You can click on any image to dowload a PDF of the Pattern.
2 + 2 =13
The 2 + 2 =13 Pattern!
The pattern is created with 13 markers, in the shape of a giant plus sign, uses 2 participants (you and your horse) and has just too many options to be believed! This opens up so many different ways for you to play with circles, weaves, figures of 8, and more. It's like those puzzles where they ask, "How many circles can you find in this picture?" For those of you who need new ways to be creative with circles or have the kind of horse that needs variety, the 2 plus 2 = 13 Pattern is perfect!
For those of you who want lines, not circles and weaves, here's the same patern using straight lines and turns. Use the turns and corners for practicing turns on the forehand and hindquarters, walk, trot or canter between the cones, right and left turns - it's all in there! Enjoy!
The Narrow/Wide ZigZag is an excellent exercise for incorporating circles and straight lines.
It can be done at the walk or trot, freestyle or with finesse.
Start on the wide side and decrease your figure 8's to the narrow end. Or vise versa.
For online it's a fantastic moving Figure 8 Game also! Get a good Figure 8 at the narrow spot, then send to the middle one for a few Figure 8's, then to the largest one.
A few new ideas for the Weave.
This pattern - 2 rows of 4 cones
holds within it multiple patterns. Here are just a few - feel free to share if you come up with a new pattern using this Weave placement.
Do 2 figure 8s
Let your horse continue onto a circle after finishing the second figure 8
Make sure you incorporate the cones into the circle
Do 2 circles or 0s
Then after completing the 2nd circle come back to the figure 8 pattern with a change of direction
Then do one figure 8
At that point you can ask for a FLC if you are cantering.
BE sure to stay in one area for all of the pattern and use correct body language for the change between the 8's and the circles. You may have to move your feet to help the horse find the correct answer or to be centered on the circle. You should not leave the "golden path".
When you do the pattern again, allow the horse to come off the figure 8 in the opposite direction to circle both ways.
The purpose of the pattern - it combines the figure 8 and circling to add variety/forward motion and it can be used to build to flying changes.

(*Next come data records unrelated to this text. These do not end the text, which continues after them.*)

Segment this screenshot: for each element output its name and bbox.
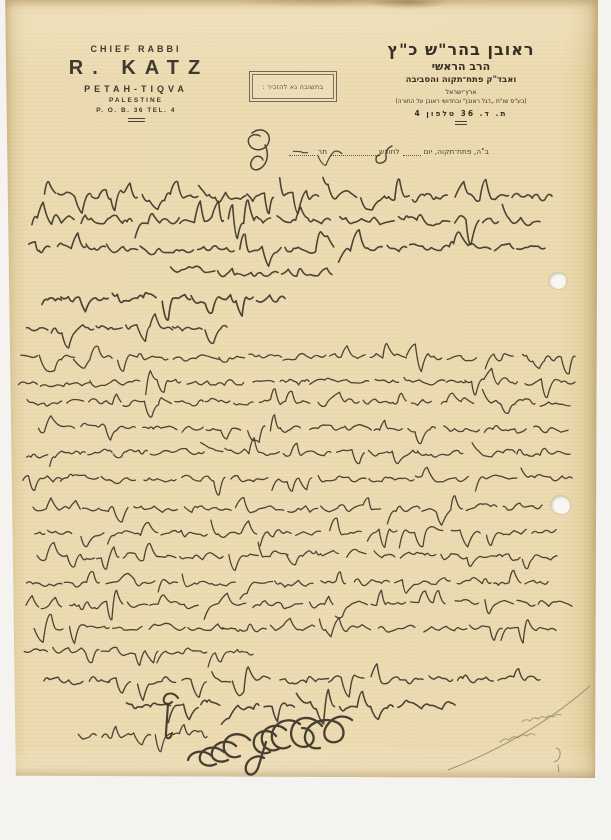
letterhead-he-rule xyxy=(455,121,467,125)
date-month-label: לחודש xyxy=(379,147,400,156)
reference-stamp-text: בתשובה נא להזכיר : xyxy=(263,83,324,91)
letterhead-en-country: PALESTINE xyxy=(58,97,214,104)
letterhead-english: CHIEF RABBI R. KATZ PETAH-TIQVA PALESTIN… xyxy=(58,44,214,122)
scanned-letter: CHIEF RABBI R. KATZ PETAH-TIQVA PALESTIN… xyxy=(0,0,611,840)
letterhead-en-city: PETAH-TIQVA xyxy=(58,84,214,94)
letterhead-he-books: (בע"ס שו"ת „דגל ראובן" ובחדושי ראובן על … xyxy=(372,98,550,105)
date-month-blank xyxy=(330,147,376,156)
date-line: ב"ה, פתח־תקוה, יום לחודש תר xyxy=(233,147,489,156)
reference-stamp-box: בתשובה נא להזכיר : xyxy=(249,71,337,102)
letterhead-he-country: ארץ־ישראל xyxy=(372,88,550,96)
date-year-blank xyxy=(289,147,315,156)
letterhead-en-rule xyxy=(128,118,145,122)
reference-stamp-inner-frame: בתשובה נא להזכיר : xyxy=(252,74,334,99)
letterhead-he-district: ואבד"ק פתח־תקוה והסביבה xyxy=(372,75,550,85)
letterhead-hebrew: ראובן בהר"ש כ"ץ הרב הראשי ואבד"ק פתח־תקו… xyxy=(372,40,550,125)
punch-hole-bottom xyxy=(551,496,570,514)
letterhead-he-name: ראובן בהר"ש כ"ץ xyxy=(372,40,550,59)
date-day-blank xyxy=(403,147,421,156)
date-year-prefix: תר xyxy=(318,147,327,156)
letterhead-en-pob: P. O. B. 36 TEL. 4 xyxy=(58,107,214,114)
letterhead-en-name: R. KATZ xyxy=(64,57,214,80)
letterhead-he-title: הרב הראשי xyxy=(372,60,550,73)
punch-hole-top xyxy=(549,273,566,289)
letterhead-en-title: CHIEF RABBI xyxy=(58,44,214,54)
letterhead-he-pob: ת. ד. 36 טלפון 4 xyxy=(372,109,550,118)
date-line-prefix: ב"ה, פתח־תקוה, יום xyxy=(424,147,489,156)
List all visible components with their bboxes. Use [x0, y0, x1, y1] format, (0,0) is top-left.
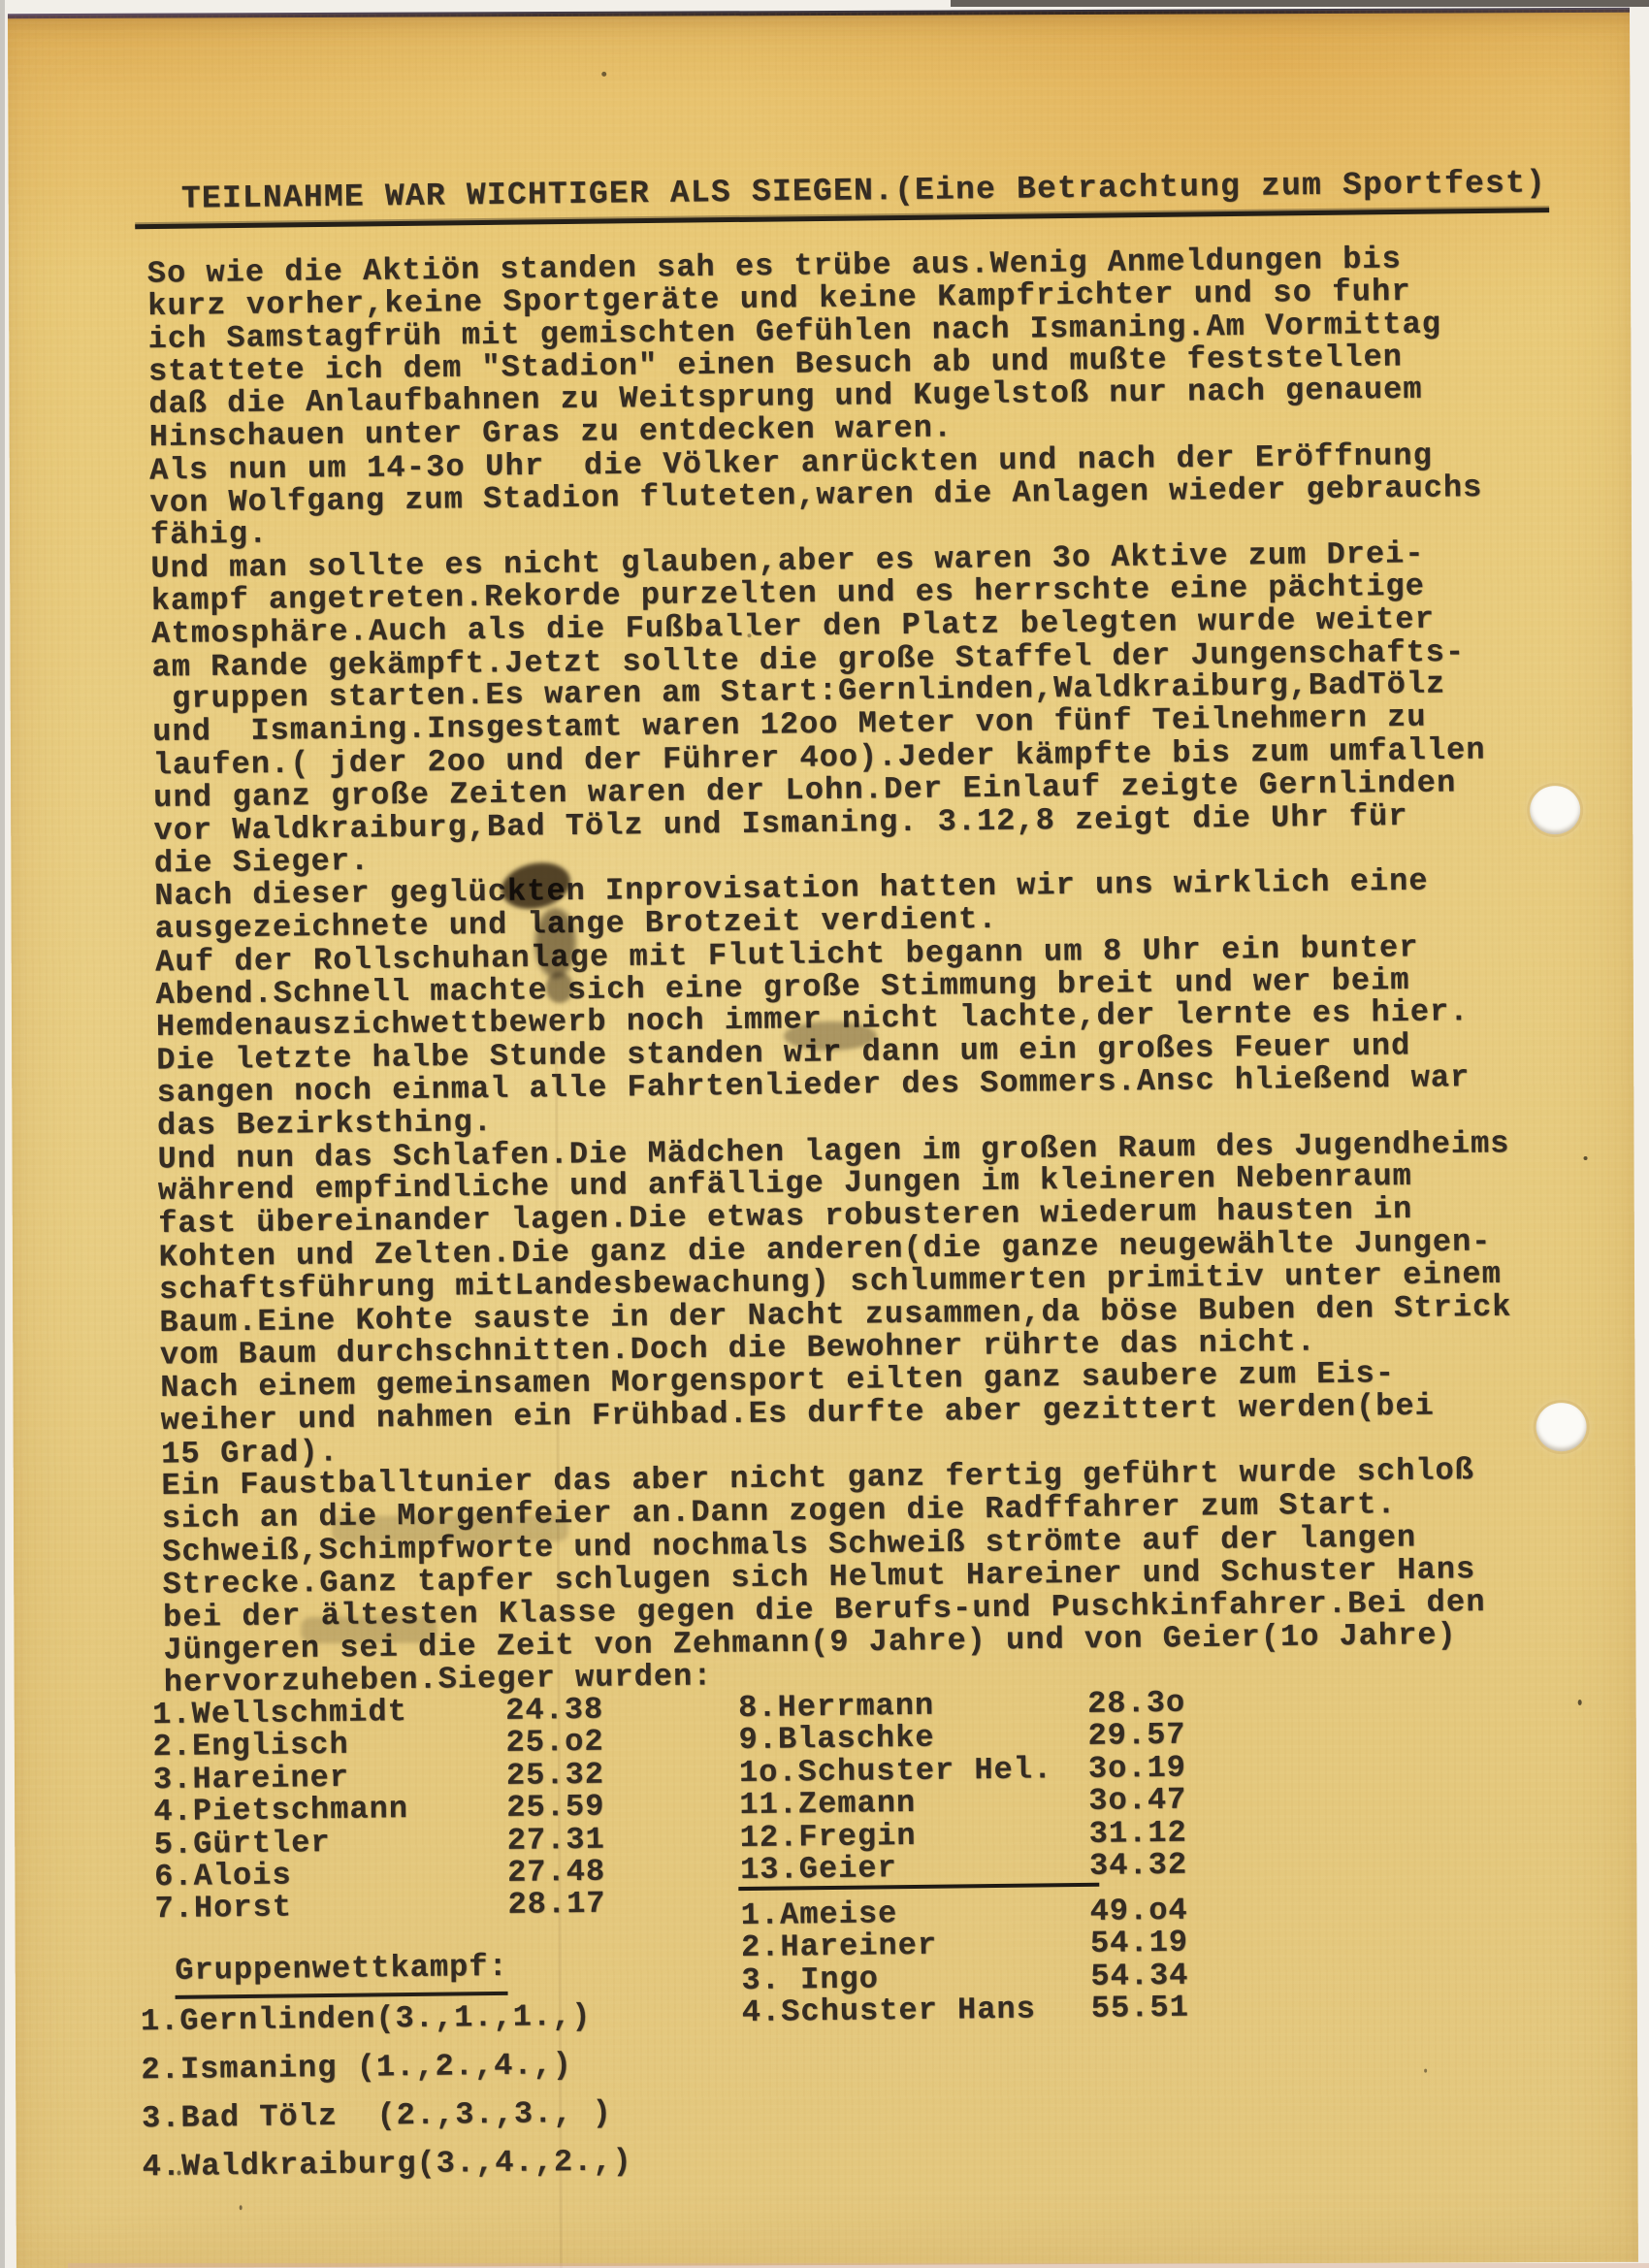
cell-time: 25.59	[506, 1791, 604, 1825]
typewritten-content: TEILNAHME WAR WICHTIGER ALS SIEGEN.(Eine…	[1, 3, 1649, 2268]
dust-speck	[747, 633, 751, 637]
result-row: 4.Schuster Hans55.51	[742, 1992, 1189, 2029]
relay-results: 1.Ameise49.o42.Hareiner54.193. Ingo54.34…	[740, 1895, 1189, 2029]
cell-time: 28.17	[507, 1888, 605, 1922]
cell-name: 3. Ingo	[741, 1960, 1090, 1997]
cell-name: 7.Horst	[154, 1889, 507, 1926]
cell-time: 27.31	[507, 1823, 605, 1857]
ink-blot	[535, 908, 576, 978]
dust-speck	[178, 2171, 181, 2176]
cell-name: 1o.Schuster Hel.	[739, 1753, 1088, 1790]
cell-time: 28.3o	[1087, 1687, 1185, 1721]
overstrike-smudge	[332, 1515, 568, 1542]
cell-time: 27.48	[507, 1856, 605, 1890]
cell-name: 12.Fregin	[740, 1817, 1089, 1854]
scan-bottom-edge	[68, 2263, 1649, 2268]
cell-time: 49.o4	[1089, 1895, 1187, 1928]
cell-time: 24.38	[505, 1694, 603, 1728]
cell-time: 31.12	[1088, 1816, 1186, 1850]
cell-name: 6.Alois	[154, 1857, 507, 1894]
cell-time: 34.32	[1089, 1849, 1187, 1883]
cell-name: 11.Zemann	[739, 1785, 1088, 1822]
cell-name: 2.Englisch	[152, 1727, 505, 1764]
dust-speck	[601, 72, 606, 77]
cell-name: 3.Hareiner	[153, 1760, 506, 1797]
result-row: 13.Geier34.32	[740, 1849, 1187, 1887]
cell-time: 54.34	[1090, 1959, 1188, 1993]
group-competition-heading: Gruppenwettkampf:	[175, 1949, 508, 1999]
cell-time: 54.19	[1090, 1927, 1188, 1960]
cell-name: 5.Gürtler	[154, 1824, 507, 1861]
cell-name: 13.Geier	[740, 1850, 1089, 1887]
dust-speck	[1578, 1700, 1582, 1705]
cell-name: 1.Wellschmidt	[152, 1695, 505, 1732]
scanned-page: TEILNAHME WAR WICHTIGER ALS SIEGEN.(Eine…	[8, 10, 1638, 2268]
result-row: 7.Horst28.17	[154, 1888, 605, 1926]
cell-name: 4.Schuster Hans	[742, 1993, 1091, 2029]
cell-name: 4.Pietschmann	[153, 1792, 506, 1829]
results-column-left: 1.Wellschmidt24.382.Englisch25.o23.Harei…	[152, 1694, 606, 1926]
dust-speck	[1584, 1156, 1588, 1160]
cell-time: 3o.47	[1088, 1784, 1186, 1818]
dust-speck	[1424, 2069, 1427, 2073]
overstrike-smudge	[301, 1617, 436, 1644]
body-text: So wie die Aktiön standen sah es trübe a…	[147, 242, 1516, 1700]
cell-time: 29.57	[1087, 1719, 1185, 1753]
cell-name: 2.Hareiner	[741, 1928, 1090, 1964]
cell-name: 8.Herrmann	[738, 1688, 1087, 1725]
cell-time: 25.o2	[505, 1726, 603, 1760]
group-row: 1.Gernlinden(3.,1.,1.,)	[141, 1992, 631, 2046]
ink-blot	[546, 972, 573, 1003]
dust-speck	[240, 2205, 242, 2210]
results-column-right: 8.Herrmann28.3o9.Blaschke29.571o.Schuste…	[738, 1687, 1187, 1887]
cell-time: 3o.19	[1088, 1751, 1186, 1785]
cell-name: 1.Ameise	[740, 1895, 1089, 1932]
group-row: 2.Ismaning (1.,2.,4.,)	[141, 2040, 631, 2094]
cell-time: 25.32	[506, 1758, 604, 1792]
page-title: TEILNAHME WAR WICHTIGER ALS SIEGEN.(Eine…	[181, 165, 1547, 216]
cell-time: 55.51	[1091, 1992, 1189, 2025]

Also gets the horse asking questions, "Are we doing another circle or moving to the figure 8 this time?"
SWING THE SHOULDERS - A great online game to get your horse connected to your body language. Try it on line at first, then at liberty.
In this diagram, you are walking to the left, your horse is on your right (See the little R?) along a fence.
You'll step back to open a bit of space, and Swing your Shoulders to the right. Your horse will come off the wall and turn toward you.
Continue Swinging your Shoulders to the right allowing your horse to pass by.
Now your horse is on your left and you proceed moving forward to the right.
Start out slowly. Get this good at the walk, try the trot, then try at liberty. Remember your bubble and how to best use it to your advantage. This also incorporated Drive and Draw, and is an excellent challenge to see if your body language can "talk" to your horse.
Give this 4 pole pattern a try. It encompasses pole work with a cloverleaf. Be sure to check your spacing for your horse's stride and gait. Use it for right and left hand turns. To add variety, stop over one of the poles and go sideways. Or stop at the end and back through the last space.
Horses love patterns! And these pole patterns are fun and challenging.
Start out slow, measuring the poles for a walk stride at about 3', trot 4.5' and canter 10' - 12'. Check your horse's stride to see where they are comfortable. Or, if the distance is long or short for them can you help them to lengthen or shorten their stride to match the pole distances? Aim for the center of the poles as you cross over them.